Mijn vriendin wist er wat op, dat had zij van haar oudere zus!
Tegen ons viertal zei ze, je moet eerst wat z.g. zonden liegen, en
mijnheer pastoor vraagt op het laatst toch altijd, ben je niets
vergeten? En dan moeten jullie zeggen, oh, ik heb ook nog gelogen
mijnheer pastoor, en dan krijg je de zegen en zijn meteen al je
zonden vergeven die je gelogen hebt!
Nou,
dat was een uitkomst hoor, nou was het heel wat gemakkelijker,
want anders zat je iedere maand jezelf gek te prakkizeren, wat heb
ik nou voor zonden gedaan?
Wat
was ik blij toen ik 21 jaar werd, toen hoefde wij niet meer te
biechten van vader, dat mochten wij toen zelf beslissen omdat
vader zelf een gruwelijke hekel aan dat biechten had, een
hardwerkende man, nooit tegen moeder harde taal gebruiken, altijd
erg zorgzaam, ieder het zijne geven, wat voor zonden deed nou zo’n
vader?
En
toen kwam Paus Joannes de XXIII en toen was het biechten niet meer
verplicht!
De
vastentijd werd afgeschaft, dat mocht je toen zelf beslissen. Wat
gek zei moeder toen.

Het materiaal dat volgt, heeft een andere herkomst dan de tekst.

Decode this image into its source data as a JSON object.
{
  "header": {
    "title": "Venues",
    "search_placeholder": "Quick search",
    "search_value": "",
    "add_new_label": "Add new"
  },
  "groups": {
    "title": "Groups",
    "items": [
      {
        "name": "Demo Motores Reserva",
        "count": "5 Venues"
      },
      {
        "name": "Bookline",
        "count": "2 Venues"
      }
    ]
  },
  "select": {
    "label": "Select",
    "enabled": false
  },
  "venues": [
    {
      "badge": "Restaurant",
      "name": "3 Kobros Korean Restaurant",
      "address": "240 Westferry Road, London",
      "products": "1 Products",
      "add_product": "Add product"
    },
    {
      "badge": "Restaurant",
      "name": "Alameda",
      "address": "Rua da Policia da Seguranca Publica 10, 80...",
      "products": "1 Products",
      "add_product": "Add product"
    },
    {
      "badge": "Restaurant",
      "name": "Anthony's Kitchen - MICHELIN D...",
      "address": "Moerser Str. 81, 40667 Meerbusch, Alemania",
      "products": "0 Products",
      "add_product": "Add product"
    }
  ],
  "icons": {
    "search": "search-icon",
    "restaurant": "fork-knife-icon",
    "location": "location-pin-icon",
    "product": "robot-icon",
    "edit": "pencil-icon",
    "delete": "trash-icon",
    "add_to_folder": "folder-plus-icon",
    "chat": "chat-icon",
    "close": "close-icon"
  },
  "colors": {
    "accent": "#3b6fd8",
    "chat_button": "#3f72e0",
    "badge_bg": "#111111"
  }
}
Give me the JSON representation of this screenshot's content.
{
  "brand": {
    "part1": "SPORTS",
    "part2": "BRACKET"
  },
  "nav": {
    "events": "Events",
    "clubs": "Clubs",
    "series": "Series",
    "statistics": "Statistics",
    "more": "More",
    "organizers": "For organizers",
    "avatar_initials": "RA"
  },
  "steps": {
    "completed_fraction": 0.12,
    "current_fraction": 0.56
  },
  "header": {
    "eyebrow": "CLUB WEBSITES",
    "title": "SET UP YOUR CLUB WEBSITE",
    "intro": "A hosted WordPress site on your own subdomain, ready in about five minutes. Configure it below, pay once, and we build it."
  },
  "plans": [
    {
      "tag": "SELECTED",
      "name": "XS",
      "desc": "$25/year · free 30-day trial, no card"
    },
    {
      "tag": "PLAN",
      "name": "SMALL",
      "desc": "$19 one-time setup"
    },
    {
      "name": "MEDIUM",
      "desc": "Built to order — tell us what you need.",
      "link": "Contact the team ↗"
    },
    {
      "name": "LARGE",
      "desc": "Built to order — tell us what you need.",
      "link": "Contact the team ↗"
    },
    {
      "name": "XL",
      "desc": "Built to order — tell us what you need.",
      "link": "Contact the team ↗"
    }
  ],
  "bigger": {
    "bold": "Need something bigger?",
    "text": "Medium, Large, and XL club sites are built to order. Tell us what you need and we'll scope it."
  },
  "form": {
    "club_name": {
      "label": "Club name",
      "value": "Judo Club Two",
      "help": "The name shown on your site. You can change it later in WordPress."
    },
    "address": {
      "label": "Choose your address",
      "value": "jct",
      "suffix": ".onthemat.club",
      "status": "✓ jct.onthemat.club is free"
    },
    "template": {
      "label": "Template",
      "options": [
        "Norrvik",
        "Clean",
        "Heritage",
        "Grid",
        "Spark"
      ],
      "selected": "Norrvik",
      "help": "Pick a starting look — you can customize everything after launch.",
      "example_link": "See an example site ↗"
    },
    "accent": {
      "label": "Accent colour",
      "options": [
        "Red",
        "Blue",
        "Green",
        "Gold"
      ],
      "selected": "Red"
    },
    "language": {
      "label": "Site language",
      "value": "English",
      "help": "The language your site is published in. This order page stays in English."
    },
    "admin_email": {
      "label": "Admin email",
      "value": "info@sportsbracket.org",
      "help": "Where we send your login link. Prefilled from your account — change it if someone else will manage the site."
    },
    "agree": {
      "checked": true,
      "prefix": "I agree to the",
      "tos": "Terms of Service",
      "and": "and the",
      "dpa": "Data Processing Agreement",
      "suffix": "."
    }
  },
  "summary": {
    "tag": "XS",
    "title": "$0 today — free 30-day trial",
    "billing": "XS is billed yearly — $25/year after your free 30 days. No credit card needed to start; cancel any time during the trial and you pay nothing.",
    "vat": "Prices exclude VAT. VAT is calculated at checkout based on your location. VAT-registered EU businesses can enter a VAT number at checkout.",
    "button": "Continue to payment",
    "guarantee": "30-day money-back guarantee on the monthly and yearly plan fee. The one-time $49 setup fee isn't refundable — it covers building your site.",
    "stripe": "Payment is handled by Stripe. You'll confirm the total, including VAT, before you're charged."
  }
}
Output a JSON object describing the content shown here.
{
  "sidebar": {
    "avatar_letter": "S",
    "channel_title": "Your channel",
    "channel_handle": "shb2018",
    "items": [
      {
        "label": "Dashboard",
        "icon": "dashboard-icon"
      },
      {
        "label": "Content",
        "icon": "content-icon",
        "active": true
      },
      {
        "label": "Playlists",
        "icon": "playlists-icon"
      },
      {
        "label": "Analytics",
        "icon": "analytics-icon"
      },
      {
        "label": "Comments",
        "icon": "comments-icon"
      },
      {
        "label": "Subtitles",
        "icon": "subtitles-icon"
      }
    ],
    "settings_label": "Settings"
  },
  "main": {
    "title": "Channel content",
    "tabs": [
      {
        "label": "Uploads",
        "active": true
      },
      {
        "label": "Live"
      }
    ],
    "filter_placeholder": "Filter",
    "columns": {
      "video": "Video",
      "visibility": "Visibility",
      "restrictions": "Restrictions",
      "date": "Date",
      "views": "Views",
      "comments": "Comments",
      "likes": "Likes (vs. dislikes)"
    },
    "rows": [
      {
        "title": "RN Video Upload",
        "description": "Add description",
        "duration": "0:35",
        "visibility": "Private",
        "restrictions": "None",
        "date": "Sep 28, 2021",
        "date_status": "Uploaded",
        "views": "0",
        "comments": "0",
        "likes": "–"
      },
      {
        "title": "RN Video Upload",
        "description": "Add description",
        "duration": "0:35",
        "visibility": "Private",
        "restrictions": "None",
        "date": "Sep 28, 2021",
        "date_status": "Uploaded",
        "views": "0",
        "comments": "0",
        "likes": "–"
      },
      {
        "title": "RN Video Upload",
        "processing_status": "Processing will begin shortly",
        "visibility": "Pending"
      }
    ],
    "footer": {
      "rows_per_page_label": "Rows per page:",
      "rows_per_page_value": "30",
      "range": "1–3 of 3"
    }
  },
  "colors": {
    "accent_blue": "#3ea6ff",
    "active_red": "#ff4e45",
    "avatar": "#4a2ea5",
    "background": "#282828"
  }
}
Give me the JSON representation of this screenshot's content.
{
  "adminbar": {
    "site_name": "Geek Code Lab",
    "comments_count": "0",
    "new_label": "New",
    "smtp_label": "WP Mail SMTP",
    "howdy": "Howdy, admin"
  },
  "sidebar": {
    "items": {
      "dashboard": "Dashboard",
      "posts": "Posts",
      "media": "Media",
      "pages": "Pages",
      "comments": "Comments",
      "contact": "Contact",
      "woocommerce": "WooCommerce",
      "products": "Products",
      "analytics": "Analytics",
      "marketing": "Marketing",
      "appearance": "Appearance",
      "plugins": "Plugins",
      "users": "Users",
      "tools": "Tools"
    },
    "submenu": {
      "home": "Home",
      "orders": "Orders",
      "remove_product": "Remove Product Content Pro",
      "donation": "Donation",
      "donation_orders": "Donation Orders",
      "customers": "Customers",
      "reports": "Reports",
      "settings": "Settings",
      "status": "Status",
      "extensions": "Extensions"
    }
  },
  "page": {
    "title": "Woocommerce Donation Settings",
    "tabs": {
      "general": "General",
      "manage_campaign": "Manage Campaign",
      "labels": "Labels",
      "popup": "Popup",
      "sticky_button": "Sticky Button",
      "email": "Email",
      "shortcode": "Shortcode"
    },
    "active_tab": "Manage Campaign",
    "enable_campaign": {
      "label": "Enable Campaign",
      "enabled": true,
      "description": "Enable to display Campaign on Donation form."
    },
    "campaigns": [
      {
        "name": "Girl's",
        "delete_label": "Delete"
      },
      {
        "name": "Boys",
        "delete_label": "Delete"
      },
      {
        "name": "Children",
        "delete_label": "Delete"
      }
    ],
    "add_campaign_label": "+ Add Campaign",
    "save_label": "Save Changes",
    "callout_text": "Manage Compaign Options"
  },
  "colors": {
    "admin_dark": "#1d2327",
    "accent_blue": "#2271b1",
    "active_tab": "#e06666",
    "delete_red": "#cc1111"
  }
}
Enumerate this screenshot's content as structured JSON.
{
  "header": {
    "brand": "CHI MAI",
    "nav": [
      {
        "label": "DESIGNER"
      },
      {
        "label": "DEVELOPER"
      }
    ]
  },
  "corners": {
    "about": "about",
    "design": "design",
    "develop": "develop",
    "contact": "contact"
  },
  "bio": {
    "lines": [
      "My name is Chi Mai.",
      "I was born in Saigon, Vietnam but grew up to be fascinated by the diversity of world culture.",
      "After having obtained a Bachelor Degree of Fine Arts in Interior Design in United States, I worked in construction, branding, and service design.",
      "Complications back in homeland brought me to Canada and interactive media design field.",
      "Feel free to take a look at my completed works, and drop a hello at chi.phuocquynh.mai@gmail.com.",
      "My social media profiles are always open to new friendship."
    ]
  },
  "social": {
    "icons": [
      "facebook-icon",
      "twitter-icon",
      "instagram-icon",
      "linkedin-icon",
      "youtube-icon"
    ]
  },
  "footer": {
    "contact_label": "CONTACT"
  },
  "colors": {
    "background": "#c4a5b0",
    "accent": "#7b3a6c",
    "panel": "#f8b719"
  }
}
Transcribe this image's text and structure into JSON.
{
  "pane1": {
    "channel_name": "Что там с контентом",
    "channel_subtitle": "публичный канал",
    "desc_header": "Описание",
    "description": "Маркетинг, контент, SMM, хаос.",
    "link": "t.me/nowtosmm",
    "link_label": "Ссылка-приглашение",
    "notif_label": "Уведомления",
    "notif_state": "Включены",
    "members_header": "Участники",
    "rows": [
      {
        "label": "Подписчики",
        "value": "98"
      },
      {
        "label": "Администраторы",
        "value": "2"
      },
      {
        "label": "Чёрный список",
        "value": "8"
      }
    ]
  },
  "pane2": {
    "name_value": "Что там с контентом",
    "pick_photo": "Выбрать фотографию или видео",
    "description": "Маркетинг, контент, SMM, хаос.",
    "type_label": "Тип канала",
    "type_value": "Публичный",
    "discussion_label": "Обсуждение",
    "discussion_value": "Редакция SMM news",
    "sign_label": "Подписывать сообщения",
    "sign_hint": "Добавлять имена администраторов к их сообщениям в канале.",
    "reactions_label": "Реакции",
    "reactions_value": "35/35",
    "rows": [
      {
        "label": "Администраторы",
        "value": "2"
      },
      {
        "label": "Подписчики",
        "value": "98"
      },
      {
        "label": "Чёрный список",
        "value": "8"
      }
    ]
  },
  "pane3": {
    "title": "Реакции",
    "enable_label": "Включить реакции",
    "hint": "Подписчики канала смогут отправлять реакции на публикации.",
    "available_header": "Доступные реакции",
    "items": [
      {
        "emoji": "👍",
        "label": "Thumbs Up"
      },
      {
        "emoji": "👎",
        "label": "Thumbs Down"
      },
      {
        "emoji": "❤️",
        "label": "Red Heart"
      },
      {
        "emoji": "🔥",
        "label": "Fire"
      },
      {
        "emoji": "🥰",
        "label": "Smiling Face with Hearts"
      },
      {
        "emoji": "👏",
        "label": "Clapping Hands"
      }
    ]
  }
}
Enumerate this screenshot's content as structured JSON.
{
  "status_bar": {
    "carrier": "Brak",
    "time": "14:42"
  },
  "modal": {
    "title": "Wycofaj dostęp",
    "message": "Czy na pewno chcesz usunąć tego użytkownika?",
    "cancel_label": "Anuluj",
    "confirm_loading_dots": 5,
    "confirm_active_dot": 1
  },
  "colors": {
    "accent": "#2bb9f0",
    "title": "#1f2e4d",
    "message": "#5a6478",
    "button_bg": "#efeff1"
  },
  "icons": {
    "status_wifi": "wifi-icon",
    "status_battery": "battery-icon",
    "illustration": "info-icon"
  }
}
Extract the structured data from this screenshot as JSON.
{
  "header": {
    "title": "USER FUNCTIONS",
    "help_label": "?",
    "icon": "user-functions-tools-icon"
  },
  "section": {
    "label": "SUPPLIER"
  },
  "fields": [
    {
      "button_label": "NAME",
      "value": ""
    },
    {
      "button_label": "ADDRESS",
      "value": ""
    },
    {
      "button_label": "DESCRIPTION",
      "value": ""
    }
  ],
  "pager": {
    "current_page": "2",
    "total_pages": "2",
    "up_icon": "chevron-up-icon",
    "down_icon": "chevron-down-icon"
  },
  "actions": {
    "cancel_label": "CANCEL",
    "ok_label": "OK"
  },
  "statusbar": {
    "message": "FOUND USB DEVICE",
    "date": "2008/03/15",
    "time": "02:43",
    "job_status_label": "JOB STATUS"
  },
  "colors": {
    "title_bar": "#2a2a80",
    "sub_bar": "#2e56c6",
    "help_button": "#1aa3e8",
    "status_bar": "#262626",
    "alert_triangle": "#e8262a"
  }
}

En vader zei, wat hebben ze ons toch altijd
voor de gek gehouden.
En
onze oude oom zei, zo, nou hoeven wij meer te eten zoals in de
vastentijd, want als goed katholiek moest je eigenlijk dan ook wat
minder eten vanwege het lijden van Christus.
En
onze tante Martha zei vroeger altijd, wij zitten aan de
scharretjes, en mijnheer pastoor aan de tong en de zalm, leve de
vasten!
Want
tante had dat aan Cato van de pastoor gevraagd, want die was trots
op haar kookkunst, en de pastoor zei dan ook meermalen, Cato wat
hebt ge de zalm toch weer lekker klaargemaakt (in de vastentijd).
En
wij als meisjes onder elkaar: moet meneer pastoor nou ook
eigenlijk biechten, je dacht dat zo iemand geen zonden kon doen.
Ja
hoor, zei Fientje onze vriendin, de pastoor moet bij de Bisschop
gaan biechten, nergens anders, dat heeft ons tante Dora gezegd en
die weet die dingen, want zij is van verschillende Broederschappen
zelatrice.
Toen
zei Treesje de L. ineens, ons vader zegt altijd dat jullie tante
Dora een kwezel is. Toen zei Fientje lachend, dat zegt ons vader
ook altijd stiekem!
Bruiden
Met
de jaarlijkse processie liepen er ook grote bruiden in de
processie, meestal al wat oudere meisjes die nog geen vrijer
hadden. Dezelfde Dora zei dan altijd, dat moet, ze zijn a.h.w. nog
onbesmet (wat was dat, vroeg je jezelf af). Nou, nou, zei Ome
Hendrik dan altijd, die van den duvel lopen ook mee in de
processie, en thuis vloeken ze als ketters! En verschillende
koorzangers zongen uit de maat, die waren na de Hoogmis al diverse
borreltjes gaan drinken in de herberg, en hadden allemaal rooie
koppen!
Daar
moet je niet zo op tellen zei vader altijd, want mijnheer pastoor
heeft zelf ook goed getafeld met een paar glazen wijn!
En
moeder met haar mantelpak met haar vossenbont om haar hals, die
leek de fabriek van 'Boldoot' wel, want het was soms erg benauwd
in de kerk, en ze had altijd kerkpepermuntjes in haar tas.
Kwam
ze thuis dan deed ze vlug een zomerjapon aan, en dan gingen we
wandelen (uitwaaien zei moeder dan) en vader had ook frisse lucht
nodig, want die had ook al diverse borreltjes gedronken!
Zwemmen
Wij
mochten vroeger wel gaan zwemmen, dat mocht ook niet iedereen!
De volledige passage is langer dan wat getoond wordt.